Along with descheduling cannabis on the federal level, the legislation would also establish a tax structure for the sale of cannabis products and would set up a framework through, which individuals previously convicted of pot-related offenses could have them expunged.
The Senate’s Stance on Cannabis Legalization
However, in the Senate, where Democrats also hold a majority, the bill could take a backseat to a different piece of cannabis reform legislation.
Roll Call reports that Sen. Corey Booker, Democrat from New Jersey, said last week “that moving the House bill would be unlikely and senators are focusing on their own proposal.”

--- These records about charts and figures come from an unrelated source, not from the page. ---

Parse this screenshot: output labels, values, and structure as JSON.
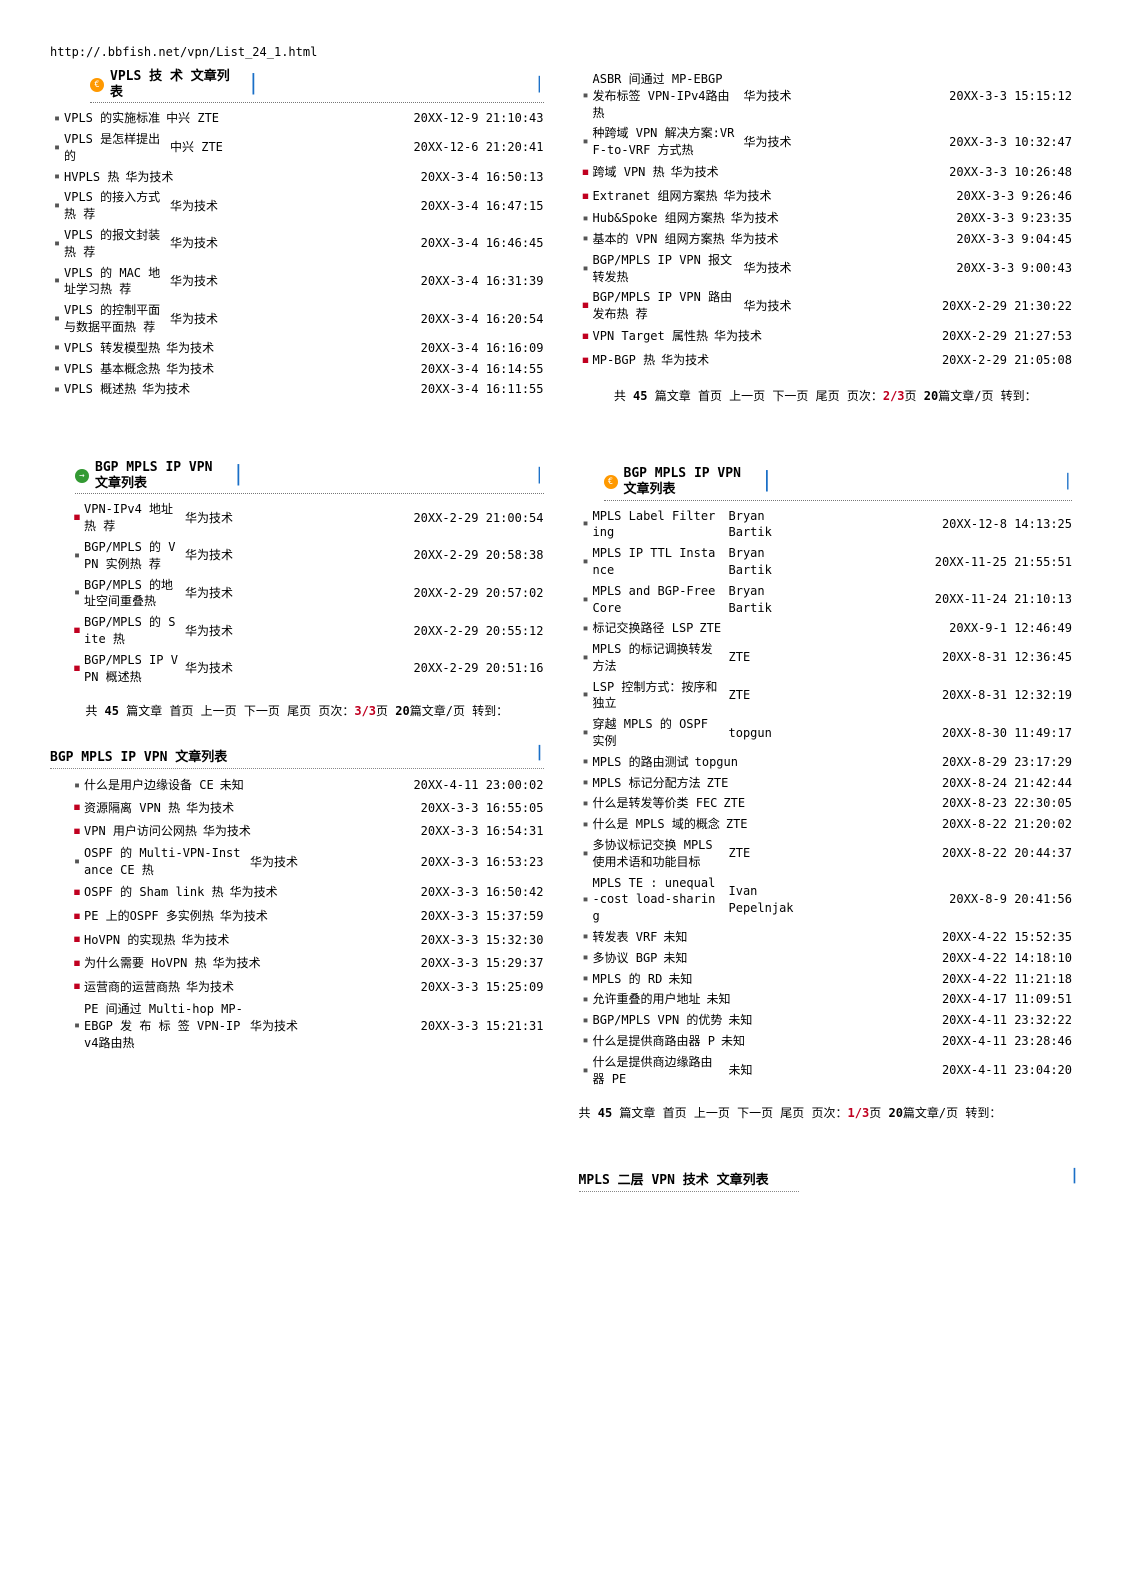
{
  "url": "http://.bbfish.net/vpn/List_24_1.html",
  "sections": {
    "vpls": {
      "icon": "orange",
      "title": "VPLS 技 术 文章列表",
      "articles": [
        {
          "b": "gray",
          "t": "VPLS 的实施标准",
          "a": "中兴 ZTE",
          "d": "20XX-12-9 21:10:43"
        },
        {
          "b": "gray",
          "t": "VPLS 是怎样提出的",
          "a": "中兴 ZTE",
          "d": "20XX-12-6 21:20:41"
        },
        {
          "b": "gray",
          "t": "HVPLS 热",
          "a": "华为技术",
          "d": "20XX-3-4 16:50:13"
        },
        {
          "b": "gray",
          "t": "VPLS 的接入方式热 荐",
          "a": "华为技术",
          "d": "20XX-3-4 16:47:15"
        },
        {
          "b": "gray",
          "t": "VPLS 的报文封装热 荐",
          "a": "华为技术",
          "d": "20XX-3-4 16:46:45"
        },
        {
          "b": "gray",
          "t": "VPLS 的 MAC 地址学习热 荐",
          "a": "华为技术",
          "d": "20XX-3-4 16:31:39"
        },
        {
          "b": "gray",
          "t": "VPLS 的控制平面与数据平面热 荐",
          "a": "华为技术",
          "d": "20XX-3-4 16:20:54"
        },
        {
          "b": "gray",
          "t": "VPLS 转发模型热",
          "a": "华为技术",
          "d": "20XX-3-4 16:16:09"
        },
        {
          "b": "gray",
          "t": "VPLS 基本概念热",
          "a": "华为技术",
          "d": "20XX-3-4 16:14:55"
        },
        {
          "b": "gray",
          "t": "VPLS 概述热",
          "a": "华为技术",
          "d": "20XX-3-4 16:11:55"
        }
      ]
    },
    "right_top": {
      "articles": [
        {
          "b": "gray",
          "t": "ASBR 间通过 MP-EBGP 发布标签 VPN-IPv4路由热",
          "a": "华为技术",
          "d": "20XX-3-3 15:15:12"
        },
        {
          "b": "gray",
          "t": "种跨域 VPN 解决方案:VRF-to-VRF 方式热",
          "a": "华为技术",
          "d": "20XX-3-3 10:32:47"
        },
        {
          "b": "red",
          "t": "跨域 VPN 热",
          "a": "华为技术",
          "d": "20XX-3-3 10:26:48"
        },
        {
          "b": "red",
          "t": "Extranet 组网方案热",
          "a": "华为技术",
          "d": "20XX-3-3 9:26:46"
        },
        {
          "b": "gray",
          "t": "Hub&Spoke 组网方案热",
          "a": "华为技术",
          "d": "20XX-3-3 9:23:35"
        },
        {
          "b": "gray",
          "t": "基本的 VPN 组网方案热",
          "a": "华为技术",
          "d": "20XX-3-3 9:04:45"
        },
        {
          "b": "gray",
          "t": "BGP/MPLS IP VPN 报文转发热",
          "a": "华为技术",
          "d": "20XX-3-3 9:00:43"
        },
        {
          "b": "red",
          "t": "BGP/MPLS IP VPN 路由发布热 荐",
          "a": "华为技术",
          "d": "20XX-2-29 21:30:22"
        },
        {
          "b": "red",
          "t": "VPN Target 属性热",
          "a": "华为技术",
          "d": "20XX-2-29 21:27:53"
        },
        {
          "b": "red",
          "t": "MP-BGP 热",
          "a": "华为技术",
          "d": "20XX-2-29 21:05:08"
        }
      ],
      "pager_pre": "共 ",
      "pager_count": "45",
      "pager_mid": " 篇文章  首页 上一页 下一页 尾页 页次：",
      "pager_page": "2/3",
      "pager_post": "页  ",
      "pager_per": "20",
      "pager_end": "篇文章/页 转到："
    },
    "bgp_left": {
      "icon": "green",
      "title": "BGP MPLS IP VPN 文章列表",
      "articles": [
        {
          "b": "red",
          "t": "VPN-IPv4 地址热 荐",
          "a": "华为技术",
          "d": "20XX-2-29 21:00:54"
        },
        {
          "b": "gray",
          "t": "BGP/MPLS 的 VPN 实例热 荐",
          "a": "华为技术",
          "d": "20XX-2-29 20:58:38"
        },
        {
          "b": "gray",
          "t": "BGP/MPLS 的地址空间重叠热",
          "a": "华为技术",
          "d": "20XX-2-29 20:57:02"
        },
        {
          "b": "red",
          "t": "BGP/MPLS 的 Site 热",
          "a": "华为技术",
          "d": "20XX-2-29 20:55:12"
        },
        {
          "b": "red",
          "t": "BGP/MPLS IP VPN 概述热",
          "a": "华为技术",
          "d": "20XX-2-29 20:51:16"
        }
      ],
      "pager_pre": "共 ",
      "pager_count": "45",
      "pager_mid": " 篇文章  首页 上一页 下一页 尾页 页次：",
      "pager_page": "3/3",
      "pager_post": "页  ",
      "pager_per": "20",
      "pager_end": "篇文章/页 转到："
    },
    "bgp_full": {
      "title": "BGP MPLS IP VPN 文章列表",
      "articles": [
        {
          "b": "gray",
          "t": "什么是用户边缘设备 CE",
          "a": "未知",
          "d": "20XX-4-11 23:00:02"
        },
        {
          "b": "red",
          "t": "资源隔离 VPN 热",
          "a": "华为技术",
          "d": "20XX-3-3 16:55:05"
        },
        {
          "b": "red",
          "t": "VPN 用户访问公网热",
          "a": "华为技术",
          "d": "20XX-3-3 16:54:31"
        },
        {
          "b": "gray",
          "t": "OSPF 的 Multi-VPN-Instance CE 热",
          "a": "华为技术",
          "d": "20XX-3-3 16:53:23"
        },
        {
          "b": "red",
          "t": "OSPF 的 Sham link 热",
          "a": "华为技术",
          "d": "20XX-3-3 16:50:42"
        },
        {
          "b": "red",
          "t": "PE 上的OSPF 多实例热",
          "a": "华为技术",
          "d": "20XX-3-3 15:37:59"
        },
        {
          "b": "red",
          "t": "HoVPN 的实现热",
          "a": "华为技术",
          "d": "20XX-3-3 15:32:30"
        },
        {
          "b": "red",
          "t": "为什么需要 HoVPN 热",
          "a": "华为技术",
          "d": "20XX-3-3 15:29:37"
        },
        {
          "b": "red",
          "t": "运营商的运营商热",
          "a": "华为技术",
          "d": "20XX-3-3 15:25:09"
        },
        {
          "b": "gray",
          "t": "PE 间通过 Multi-hop MP-EBGP 发 布 标 签 VPN-IPv4路由热",
          "a": "华为技术",
          "d": "20XX-3-3 15:21:31"
        }
      ]
    },
    "bgp_right": {
      "icon": "orange",
      "title": "BGP MPLS IP VPN 文章列表",
      "articles": [
        {
          "b": "gray",
          "t": "MPLS Label Filtering",
          "a": "Bryan Bartik",
          "d": "20XX-12-8 14:13:25"
        },
        {
          "b": "gray",
          "t": "MPLS IP TTL Instance",
          "a": "Bryan Bartik",
          "d": "20XX-11-25 21:55:51"
        },
        {
          "b": "gray",
          "t": "MPLS and BGP-Free Core",
          "a": "Bryan Bartik",
          "d": "20XX-11-24 21:10:13"
        },
        {
          "b": "gray",
          "t": "标记交换路径 LSP",
          "a": "ZTE",
          "d": "20XX-9-1 12:46:49"
        },
        {
          "b": "gray",
          "t": "MPLS 的标记调换转发方法",
          "a": "ZTE",
          "d": "20XX-8-31 12:36:45"
        },
        {
          "b": "gray",
          "t": "LSP 控制方式：按序和独立",
          "a": "ZTE",
          "d": "20XX-8-31 12:32:19"
        },
        {
          "b": "gray",
          "t": "穿越 MPLS 的 OSPF 实例",
          "a": "topgun",
          "d": "20XX-8-30 11:49:17"
        },
        {
          "b": "gray",
          "t": "MPLS 的路由测试",
          "a": "topgun",
          "d": "20XX-8-29 23:17:29"
        },
        {
          "b": "gray",
          "t": "MPLS 标记分配方法",
          "a": "ZTE",
          "d": "20XX-8-24 21:42:44"
        },
        {
          "b": "gray",
          "t": "什么是转发等价类 FEC",
          "a": "ZTE",
          "d": "20XX-8-23 22:30:05"
        },
        {
          "b": "gray",
          "t": "什么是 MPLS 域的概念",
          "a": "ZTE",
          "d": "20XX-8-22 21:20:02"
        },
        {
          "b": "gray",
          "t": "多协议标记交换 MPLS 使用术语和功能目标",
          "a": "ZTE",
          "d": "20XX-8-22 20:44:37"
        },
        {
          "b": "gray",
          "t": "MPLS TE : unequal-cost load-sharing",
          "a": "Ivan Pepelnjak",
          "d": "20XX-8-9 20:41:56"
        },
        {
          "b": "gray",
          "t": "转发表 VRF",
          "a": "未知",
          "d": "20XX-4-22 15:52:35"
        },
        {
          "b": "gray",
          "t": "多协议 BGP",
          "a": "未知",
          "d": "20XX-4-22 14:18:10"
        },
        {
          "b": "gray",
          "t": "MPLS 的 RD",
          "a": "未知",
          "d": "20XX-4-22 11:21:18"
        },
        {
          "b": "gray",
          "t": "允许重叠的用户地址",
          "a": "未知",
          "d": "20XX-4-17 11:09:51"
        },
        {
          "b": "gray",
          "t": "BGP/MPLS VPN 的优势",
          "a": "未知",
          "d": "20XX-4-11 23:32:22"
        },
        {
          "b": "gray",
          "t": "什么是提供商路由器 P",
          "a": "未知",
          "d": "20XX-4-11 23:28:46"
        },
        {
          "b": "gray",
          "t": "什么是提供商边缘路由器 PE",
          "a": "未知",
          "d": "20XX-4-11 23:04:20"
        }
      ],
      "pager_pre": "共 ",
      "pager_count": "45",
      "pager_mid": " 篇文章  首页 上一页 下一页 尾页 页次：",
      "pager_page": "1/3",
      "pager_post": "页  ",
      "pager_per": "20",
      "pager_end": "篇文章/页 转到："
    },
    "mpls_l2": {
      "title": "MPLS 二层 VPN 技术 文章列表"
    }
  }
}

Booker alluded to drafted legislation last year that he co-sponsored with Democratic Sen. Ron Wyden of Oregon that, per Roll Call, “contained a similar tax regime to what is imposed on alcohol and tobacco.” That bill would also “erase the records of nonviolent marijuana offenders and allow those currently serving time to petition a court for resentencing,” and use tax revenues from cannabis sales to “support a trust fund to reinvest in communities most affected by enforcement involving the drug.”

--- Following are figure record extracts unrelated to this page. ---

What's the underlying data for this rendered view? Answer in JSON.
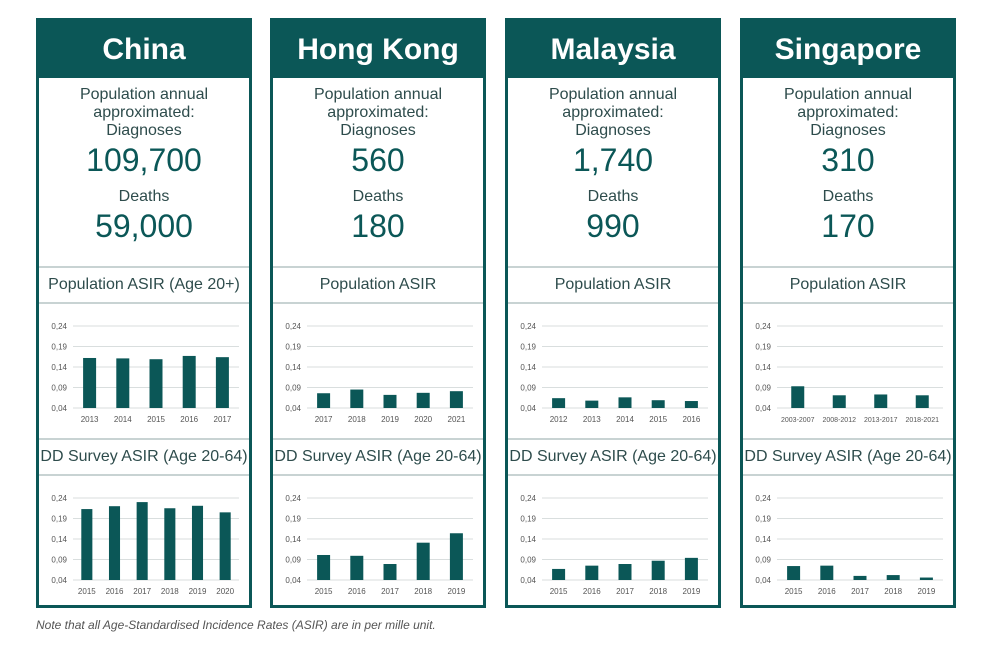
{
  "labels": {
    "population_annual": "Population annual\napproximated:\nDiagnoses",
    "deaths": "Deaths"
  },
  "colors": {
    "accent": "#0b5757",
    "bar": "#0b5757",
    "grid": "#d9dede",
    "tick": "#555555"
  },
  "footnote": "Note that all Age-Standardised Incidence Rates (ASIR) are in per mille unit.",
  "chart_data": [
    {
      "country": "China",
      "diagnoses": "109,700",
      "deaths": "59,000",
      "charts": [
        {
          "type": "bar",
          "title": "Population ASIR (Age 20+)",
          "categories": [
            "2013",
            "2014",
            "2015",
            "2016",
            "2017"
          ],
          "values": [
            0.162,
            0.161,
            0.159,
            0.167,
            0.164
          ],
          "yticks": [
            "0,04",
            "0,09",
            "0,14",
            "0,19",
            "0,24"
          ],
          "ylim": [
            0.04,
            0.24
          ],
          "grid": true
        },
        {
          "type": "bar",
          "title": "DD Survey ASIR (Age 20-64)",
          "categories": [
            "2015",
            "2016",
            "2017",
            "2018",
            "2019",
            "2020"
          ],
          "values": [
            0.213,
            0.22,
            0.23,
            0.215,
            0.221,
            0.205
          ],
          "yticks": [
            "0,04",
            "0,09",
            "0,14",
            "0,19",
            "0,24"
          ],
          "ylim": [
            0.04,
            0.24
          ],
          "grid": true
        }
      ]
    },
    {
      "country": "Hong Kong",
      "diagnoses": "560",
      "deaths": "180",
      "charts": [
        {
          "type": "bar",
          "title": "Population ASIR",
          "categories": [
            "2017",
            "2018",
            "2019",
            "2020",
            "2021"
          ],
          "values": [
            0.076,
            0.085,
            0.072,
            0.077,
            0.081
          ],
          "yticks": [
            "0,04",
            "0,09",
            "0,14",
            "0,19",
            "0,24"
          ],
          "ylim": [
            0.04,
            0.24
          ],
          "grid": true
        },
        {
          "type": "bar",
          "title": "DD Survey ASIR (Age 20-64)",
          "categories": [
            "2015",
            "2016",
            "2017",
            "2018",
            "2019"
          ],
          "values": [
            0.101,
            0.099,
            0.079,
            0.131,
            0.154
          ],
          "yticks": [
            "0,04",
            "0,09",
            "0,14",
            "0,19",
            "0,24"
          ],
          "ylim": [
            0.04,
            0.24
          ],
          "grid": true
        }
      ]
    },
    {
      "country": "Malaysia",
      "diagnoses": "1,740",
      "deaths": "990",
      "charts": [
        {
          "type": "bar",
          "title": "Population ASIR",
          "categories": [
            "2012",
            "2013",
            "2014",
            "2015",
            "2016"
          ],
          "values": [
            0.064,
            0.058,
            0.066,
            0.059,
            0.057
          ],
          "yticks": [
            "0,04",
            "0,09",
            "0,14",
            "0,19",
            "0,24"
          ],
          "ylim": [
            0.04,
            0.24
          ],
          "grid": true
        },
        {
          "type": "bar",
          "title": "DD Survey ASIR (Age 20-64)",
          "categories": [
            "2015",
            "2016",
            "2017",
            "2018",
            "2019"
          ],
          "values": [
            0.067,
            0.075,
            0.079,
            0.087,
            0.094
          ],
          "yticks": [
            "0,04",
            "0,09",
            "0,14",
            "0,19",
            "0,24"
          ],
          "ylim": [
            0.04,
            0.24
          ],
          "grid": true
        }
      ]
    },
    {
      "country": "Singapore",
      "diagnoses": "310",
      "deaths": "170",
      "charts": [
        {
          "type": "bar",
          "title": "Population ASIR",
          "categories": [
            "2003-2007",
            "2008-2012",
            "2013-2017",
            "2018-2021"
          ],
          "values": [
            0.093,
            0.071,
            0.073,
            0.071
          ],
          "yticks": [
            "0,04",
            "0,09",
            "0,14",
            "0,19",
            "0,24"
          ],
          "ylim": [
            0.04,
            0.24
          ],
          "grid": true
        },
        {
          "type": "bar",
          "title": "DD Survey ASIR (Age 20-64)",
          "categories": [
            "2015",
            "2016",
            "2017",
            "2018",
            "2019"
          ],
          "values": [
            0.074,
            0.075,
            0.05,
            0.052,
            0.046
          ],
          "yticks": [
            "0,04",
            "0,09",
            "0,14",
            "0,19",
            "0,24"
          ],
          "ylim": [
            0.04,
            0.24
          ],
          "grid": true
        }
      ]
    }
  ]
}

“Right now we’re looking at doing the one that we’ve been working on for a long time,” Booker said, as quoted by Roll Call.
Whether it’s the MORE Act or the bill floated by Booker and Wyden, it is unclear whether any legalization proposal would be able to clear the 60-vote threshold in the Senate.
The House’s passage of the legislation on Friday represents the type of action that cannabis legalization advocates were clamoring for after Democrats were swept into power in the 2020 election.
Looking Back and Planning Ahead
Last year, Senate Majority Leader Chuck Schumer, who backed the cannabis legalization bill drafted by Booker and Wyden, made it clear that the party was eager to end federal prohibition on pot, and said that Congress would act whether President Joe Biden was on board or not.
“We will move forward,” Schumer told Politico at the time. “[Biden] said he’s studying the issue, so [I] obviously want to give him a little time to study it. I want to make my arguments to him, as many other advocates will. But at some point we’re going to move forward, period.”
Schumer highlighted the example set by the dozens of states that have legalized recreational cannabis and established their own regulated markets over the last decade.
“In 2018, I was the first member of the Democratic leadership to come out in support of ending the federal prohibition. I’m sure you ask, “Well what changed?” Well, my thinking evolved. When a few of the early states—Oregon and Colorado—wanted to legalize, all the opponents talked about the parade of horribles: Crime would go up. Drug use would go up. Everything bad would happen,” Schumer said in the interview. “The legalization of states worked out remarkably well. They were a great success. The parade of horribles never came about, and people got more freedom. And people in those states seem very happy.”
Biden has not been in lockstep with Schumer and other members of his party on this issue, with the president often saying he supports decriminalization of marijuana but not outright cannabis legalization.
On Friday, after the House passed the MORE Act, White House press secretary Jen Psaki said that Biden believes current “marijuana laws are not working.”
“We look forward to working with Congress to achieve our shared goals, and we’ll continue having discussions with them about this objective,” Psaki said.